Mr Pradeep Aggarwal, Co-Founder & Chairman, Signature Global
We welcome the union budget 2018-19 by the government which has aimed to provide a major thrust to the affordable housing segment in the country with a target to fulfil the dream of housing for all by 2022. Major announcements were made for the betterment of this segment once again. Proposal to open up an affordable housing fund will greatly benefit in the long run. Plan to develop over 1 crore houses in the rural areas will significantly help the housing mission. Announcement of development of new roadways across the nation will allow the untapped regions to develop. With such scale development, job creation is bound to happen as well.
Mr Vikas Bhasin, MD, Saya Group
Real estate sector got missed out in today’s budget presentation with just some indirect long term benefits in offer. Work on the infrastructure front has been the backbone and the same has received massive allocation of funds yet again. With rapid development, more and more smaller regions will come into lime light, and may become the next investment hubs. With such large scale development, ample of job creation will occur which will open the gates for housing demand as well.
Mr Dhiraj Jain, Director, Mahagun Group
This was the last full union budget presentation by the current government which has come out with a mixed bag for the realty sector. Since this was the first budget for the realty sector after the nationwide implementation of GST and RERA, we were expecting some gaps to be filled. Apart from affordable housing segment and infrastructure development, nothing much has been presented for the realty sector. Although, he are hopeful for the remaining budget session to bring some respite for this sector.

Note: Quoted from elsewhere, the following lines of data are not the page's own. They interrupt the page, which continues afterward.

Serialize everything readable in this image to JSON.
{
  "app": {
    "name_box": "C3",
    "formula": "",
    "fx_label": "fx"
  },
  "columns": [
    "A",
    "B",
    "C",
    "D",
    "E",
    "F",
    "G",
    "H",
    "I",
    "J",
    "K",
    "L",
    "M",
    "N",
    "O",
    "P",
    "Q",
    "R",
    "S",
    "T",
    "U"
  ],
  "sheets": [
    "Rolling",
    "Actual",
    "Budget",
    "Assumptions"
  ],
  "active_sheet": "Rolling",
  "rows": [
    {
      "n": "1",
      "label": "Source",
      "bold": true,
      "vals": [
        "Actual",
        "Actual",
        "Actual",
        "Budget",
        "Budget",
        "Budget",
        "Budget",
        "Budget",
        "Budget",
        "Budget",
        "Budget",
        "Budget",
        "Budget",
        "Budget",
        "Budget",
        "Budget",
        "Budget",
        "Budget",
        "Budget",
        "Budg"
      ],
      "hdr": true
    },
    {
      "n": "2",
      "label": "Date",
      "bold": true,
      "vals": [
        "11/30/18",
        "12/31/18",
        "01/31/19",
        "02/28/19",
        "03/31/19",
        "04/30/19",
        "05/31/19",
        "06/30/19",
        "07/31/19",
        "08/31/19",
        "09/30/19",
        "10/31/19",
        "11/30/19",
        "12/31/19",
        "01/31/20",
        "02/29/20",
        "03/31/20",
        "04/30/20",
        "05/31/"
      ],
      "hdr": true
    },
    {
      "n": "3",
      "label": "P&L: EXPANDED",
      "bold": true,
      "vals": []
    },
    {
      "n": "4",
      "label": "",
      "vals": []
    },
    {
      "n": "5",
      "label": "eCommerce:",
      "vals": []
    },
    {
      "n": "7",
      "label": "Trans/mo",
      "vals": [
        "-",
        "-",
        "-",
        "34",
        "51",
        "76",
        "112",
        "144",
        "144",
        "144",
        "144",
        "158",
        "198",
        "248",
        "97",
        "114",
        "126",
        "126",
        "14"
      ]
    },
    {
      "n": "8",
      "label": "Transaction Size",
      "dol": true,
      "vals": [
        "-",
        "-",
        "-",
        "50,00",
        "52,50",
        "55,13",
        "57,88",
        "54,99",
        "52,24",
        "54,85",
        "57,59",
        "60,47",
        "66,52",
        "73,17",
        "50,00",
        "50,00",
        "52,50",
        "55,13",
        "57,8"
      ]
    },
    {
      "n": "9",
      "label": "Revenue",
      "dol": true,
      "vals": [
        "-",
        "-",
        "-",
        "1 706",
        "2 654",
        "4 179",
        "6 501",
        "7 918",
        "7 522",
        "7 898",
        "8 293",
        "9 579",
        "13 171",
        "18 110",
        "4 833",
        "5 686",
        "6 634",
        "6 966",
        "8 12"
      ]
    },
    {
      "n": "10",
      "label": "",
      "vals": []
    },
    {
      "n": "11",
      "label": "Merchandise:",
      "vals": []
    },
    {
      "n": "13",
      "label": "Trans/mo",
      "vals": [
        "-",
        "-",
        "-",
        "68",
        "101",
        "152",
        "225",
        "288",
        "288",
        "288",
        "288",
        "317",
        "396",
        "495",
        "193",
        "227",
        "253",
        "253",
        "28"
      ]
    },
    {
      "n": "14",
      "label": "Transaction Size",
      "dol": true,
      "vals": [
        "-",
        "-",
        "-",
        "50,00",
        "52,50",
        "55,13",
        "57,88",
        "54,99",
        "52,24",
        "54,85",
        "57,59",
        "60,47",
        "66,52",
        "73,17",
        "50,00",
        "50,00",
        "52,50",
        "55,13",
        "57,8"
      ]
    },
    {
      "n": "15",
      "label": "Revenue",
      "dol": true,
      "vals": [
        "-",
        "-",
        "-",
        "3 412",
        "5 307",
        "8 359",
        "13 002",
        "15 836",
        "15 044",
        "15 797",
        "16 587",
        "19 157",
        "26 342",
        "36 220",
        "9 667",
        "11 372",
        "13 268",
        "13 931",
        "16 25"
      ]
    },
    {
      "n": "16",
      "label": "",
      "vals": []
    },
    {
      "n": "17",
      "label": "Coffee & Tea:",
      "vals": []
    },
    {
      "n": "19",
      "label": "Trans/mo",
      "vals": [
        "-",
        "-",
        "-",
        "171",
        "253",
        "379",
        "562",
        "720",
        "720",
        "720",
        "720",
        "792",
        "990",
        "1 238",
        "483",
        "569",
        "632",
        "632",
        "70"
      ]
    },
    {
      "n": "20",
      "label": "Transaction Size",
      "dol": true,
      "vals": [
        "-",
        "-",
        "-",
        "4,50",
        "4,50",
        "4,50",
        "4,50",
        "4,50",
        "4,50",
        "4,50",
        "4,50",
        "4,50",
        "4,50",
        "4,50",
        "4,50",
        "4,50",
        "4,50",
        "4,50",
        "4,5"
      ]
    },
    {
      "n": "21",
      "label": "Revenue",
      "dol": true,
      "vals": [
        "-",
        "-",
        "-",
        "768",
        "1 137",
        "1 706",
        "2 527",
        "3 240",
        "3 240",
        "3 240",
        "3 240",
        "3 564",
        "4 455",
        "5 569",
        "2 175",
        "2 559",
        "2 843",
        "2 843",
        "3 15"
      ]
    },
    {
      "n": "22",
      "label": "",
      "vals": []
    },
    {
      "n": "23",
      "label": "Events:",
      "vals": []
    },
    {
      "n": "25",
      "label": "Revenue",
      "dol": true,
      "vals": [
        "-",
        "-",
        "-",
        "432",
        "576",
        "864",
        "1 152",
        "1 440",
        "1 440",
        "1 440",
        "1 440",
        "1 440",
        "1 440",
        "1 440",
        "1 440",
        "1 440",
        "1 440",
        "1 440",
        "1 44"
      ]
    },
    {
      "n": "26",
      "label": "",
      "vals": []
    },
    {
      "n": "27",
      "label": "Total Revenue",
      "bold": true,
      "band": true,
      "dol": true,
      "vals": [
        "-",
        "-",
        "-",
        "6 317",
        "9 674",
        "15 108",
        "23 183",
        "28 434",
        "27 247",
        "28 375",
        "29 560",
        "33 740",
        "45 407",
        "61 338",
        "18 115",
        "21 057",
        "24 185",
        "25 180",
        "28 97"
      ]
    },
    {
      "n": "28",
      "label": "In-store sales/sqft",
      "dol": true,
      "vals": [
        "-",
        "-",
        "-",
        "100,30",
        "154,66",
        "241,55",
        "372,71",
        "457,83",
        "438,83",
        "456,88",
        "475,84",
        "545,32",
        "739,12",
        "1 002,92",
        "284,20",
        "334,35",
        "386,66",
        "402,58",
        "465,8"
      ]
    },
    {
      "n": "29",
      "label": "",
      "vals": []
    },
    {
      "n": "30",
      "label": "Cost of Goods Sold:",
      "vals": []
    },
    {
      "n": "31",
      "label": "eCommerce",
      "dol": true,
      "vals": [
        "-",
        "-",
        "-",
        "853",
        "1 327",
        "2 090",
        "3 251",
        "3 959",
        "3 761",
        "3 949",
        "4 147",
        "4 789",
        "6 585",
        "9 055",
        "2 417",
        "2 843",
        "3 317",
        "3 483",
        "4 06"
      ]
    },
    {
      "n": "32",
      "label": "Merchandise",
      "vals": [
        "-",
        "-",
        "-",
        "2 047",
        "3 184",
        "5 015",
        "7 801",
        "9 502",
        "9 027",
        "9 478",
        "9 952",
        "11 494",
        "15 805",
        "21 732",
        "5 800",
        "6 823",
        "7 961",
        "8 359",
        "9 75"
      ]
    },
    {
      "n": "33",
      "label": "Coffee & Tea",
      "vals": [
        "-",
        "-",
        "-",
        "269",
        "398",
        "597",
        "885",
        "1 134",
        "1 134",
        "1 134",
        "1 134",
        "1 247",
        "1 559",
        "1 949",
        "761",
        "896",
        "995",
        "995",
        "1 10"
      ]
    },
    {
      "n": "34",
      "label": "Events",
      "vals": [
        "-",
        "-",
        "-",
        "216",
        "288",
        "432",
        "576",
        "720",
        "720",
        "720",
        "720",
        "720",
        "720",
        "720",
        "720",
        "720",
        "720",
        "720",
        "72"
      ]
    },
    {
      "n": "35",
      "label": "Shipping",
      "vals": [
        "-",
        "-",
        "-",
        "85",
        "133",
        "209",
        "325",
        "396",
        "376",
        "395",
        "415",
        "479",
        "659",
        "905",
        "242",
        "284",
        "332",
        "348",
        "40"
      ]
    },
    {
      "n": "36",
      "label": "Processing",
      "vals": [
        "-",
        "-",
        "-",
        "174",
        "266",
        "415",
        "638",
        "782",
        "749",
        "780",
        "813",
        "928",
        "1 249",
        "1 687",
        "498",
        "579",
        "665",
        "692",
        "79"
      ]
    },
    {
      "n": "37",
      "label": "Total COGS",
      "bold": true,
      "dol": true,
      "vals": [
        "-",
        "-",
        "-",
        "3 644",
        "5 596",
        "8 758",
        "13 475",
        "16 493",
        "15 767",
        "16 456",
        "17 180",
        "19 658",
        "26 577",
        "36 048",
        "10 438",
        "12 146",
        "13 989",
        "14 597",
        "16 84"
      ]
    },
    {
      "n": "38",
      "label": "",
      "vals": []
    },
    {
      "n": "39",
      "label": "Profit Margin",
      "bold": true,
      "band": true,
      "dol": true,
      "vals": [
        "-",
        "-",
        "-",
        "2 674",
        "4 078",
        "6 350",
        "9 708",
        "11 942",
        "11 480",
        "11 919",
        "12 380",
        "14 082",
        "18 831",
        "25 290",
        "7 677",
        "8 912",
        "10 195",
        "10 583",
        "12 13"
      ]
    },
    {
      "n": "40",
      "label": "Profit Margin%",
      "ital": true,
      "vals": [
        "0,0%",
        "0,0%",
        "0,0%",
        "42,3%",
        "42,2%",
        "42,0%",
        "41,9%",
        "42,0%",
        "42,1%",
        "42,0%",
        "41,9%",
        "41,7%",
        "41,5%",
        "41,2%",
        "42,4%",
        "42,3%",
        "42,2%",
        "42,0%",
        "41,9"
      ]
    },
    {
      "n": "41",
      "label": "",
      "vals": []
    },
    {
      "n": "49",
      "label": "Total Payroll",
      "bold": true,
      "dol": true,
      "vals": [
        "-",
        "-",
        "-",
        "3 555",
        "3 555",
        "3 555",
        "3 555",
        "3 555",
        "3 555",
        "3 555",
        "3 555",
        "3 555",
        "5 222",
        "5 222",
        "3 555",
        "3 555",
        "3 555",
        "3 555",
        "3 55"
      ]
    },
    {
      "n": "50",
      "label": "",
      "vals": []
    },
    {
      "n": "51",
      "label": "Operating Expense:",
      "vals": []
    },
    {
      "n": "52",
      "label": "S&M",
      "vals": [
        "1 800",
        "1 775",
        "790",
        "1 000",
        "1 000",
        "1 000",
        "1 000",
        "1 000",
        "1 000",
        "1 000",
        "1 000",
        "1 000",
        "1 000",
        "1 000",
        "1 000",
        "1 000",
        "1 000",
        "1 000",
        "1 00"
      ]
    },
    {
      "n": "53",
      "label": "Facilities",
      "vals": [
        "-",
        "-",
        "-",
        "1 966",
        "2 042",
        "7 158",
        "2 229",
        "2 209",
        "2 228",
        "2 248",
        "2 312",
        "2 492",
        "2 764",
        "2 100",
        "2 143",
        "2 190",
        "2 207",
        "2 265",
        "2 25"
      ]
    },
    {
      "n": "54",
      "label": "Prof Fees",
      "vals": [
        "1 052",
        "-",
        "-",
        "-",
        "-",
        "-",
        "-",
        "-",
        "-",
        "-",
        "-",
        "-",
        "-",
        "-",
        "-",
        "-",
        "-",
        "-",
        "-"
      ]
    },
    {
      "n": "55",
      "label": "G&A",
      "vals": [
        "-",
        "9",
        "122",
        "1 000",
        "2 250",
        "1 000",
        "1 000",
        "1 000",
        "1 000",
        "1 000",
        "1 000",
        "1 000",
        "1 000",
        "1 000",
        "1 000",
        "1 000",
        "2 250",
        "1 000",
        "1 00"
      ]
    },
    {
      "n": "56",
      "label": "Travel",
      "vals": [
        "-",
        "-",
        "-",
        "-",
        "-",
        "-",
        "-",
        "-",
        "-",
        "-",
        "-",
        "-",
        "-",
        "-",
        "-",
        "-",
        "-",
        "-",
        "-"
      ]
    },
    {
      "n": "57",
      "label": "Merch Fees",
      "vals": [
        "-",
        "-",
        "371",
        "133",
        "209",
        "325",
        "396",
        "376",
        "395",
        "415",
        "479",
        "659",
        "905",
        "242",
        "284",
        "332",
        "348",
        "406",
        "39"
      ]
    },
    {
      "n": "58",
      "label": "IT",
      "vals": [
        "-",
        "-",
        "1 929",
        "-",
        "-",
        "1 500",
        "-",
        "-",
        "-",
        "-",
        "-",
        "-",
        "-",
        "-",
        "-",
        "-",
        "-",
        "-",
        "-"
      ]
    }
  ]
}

Mr. Shrinivas Rao, CEO-APAC, Vestian
The Union Budget 2018 held many expectations, primarily owing to the testing phase that the economy underwent in the past year. While the realty fraternity harboured hopes of relief measures such as lower taxes, rationalisation of the GST rates and infrastructure status, the budget decided to focus on strengthening agriculture and rural economy, providing healthcare to economically less privileged, care for senior citizens, infrastructure creation and working with the states to provide more resources for imparting quality education in the country. This budget, thus, is a measure aimed towards improving the rural sector, that forms 66.86% of the country’s population, which in turn shall work towards creating an equal economy in the country.
Mr. Farshid Cooper, Managing Director, Spenta Corporation
Reducing corporate tax rate to 25% for companies with turnover below Rs 250 crores will be very positive for the real estate industry. The trickledown effect of the tax saving will mean disposable income in the hands of the common man, thereby increasing consumption and investment in real estate. Disappointed that stamp duty was not incorporated in GST to ease pressure on homebuyers.
Mr Rakesh Makkar, Director, Grihashakti – Fullerton India Home Finance Company
We welcome the announcement of a dedicated affordable housing fund in the National Housing Bank. This initiative, as well as the GST announcement last week on rationalization of affordable and low-cost housing, will encourage formal credit penetration into the sector. The Affordable Housing Fund will further add momentum to Government’s agenda of Housing for All by 2022 by providing easy access to formal credit.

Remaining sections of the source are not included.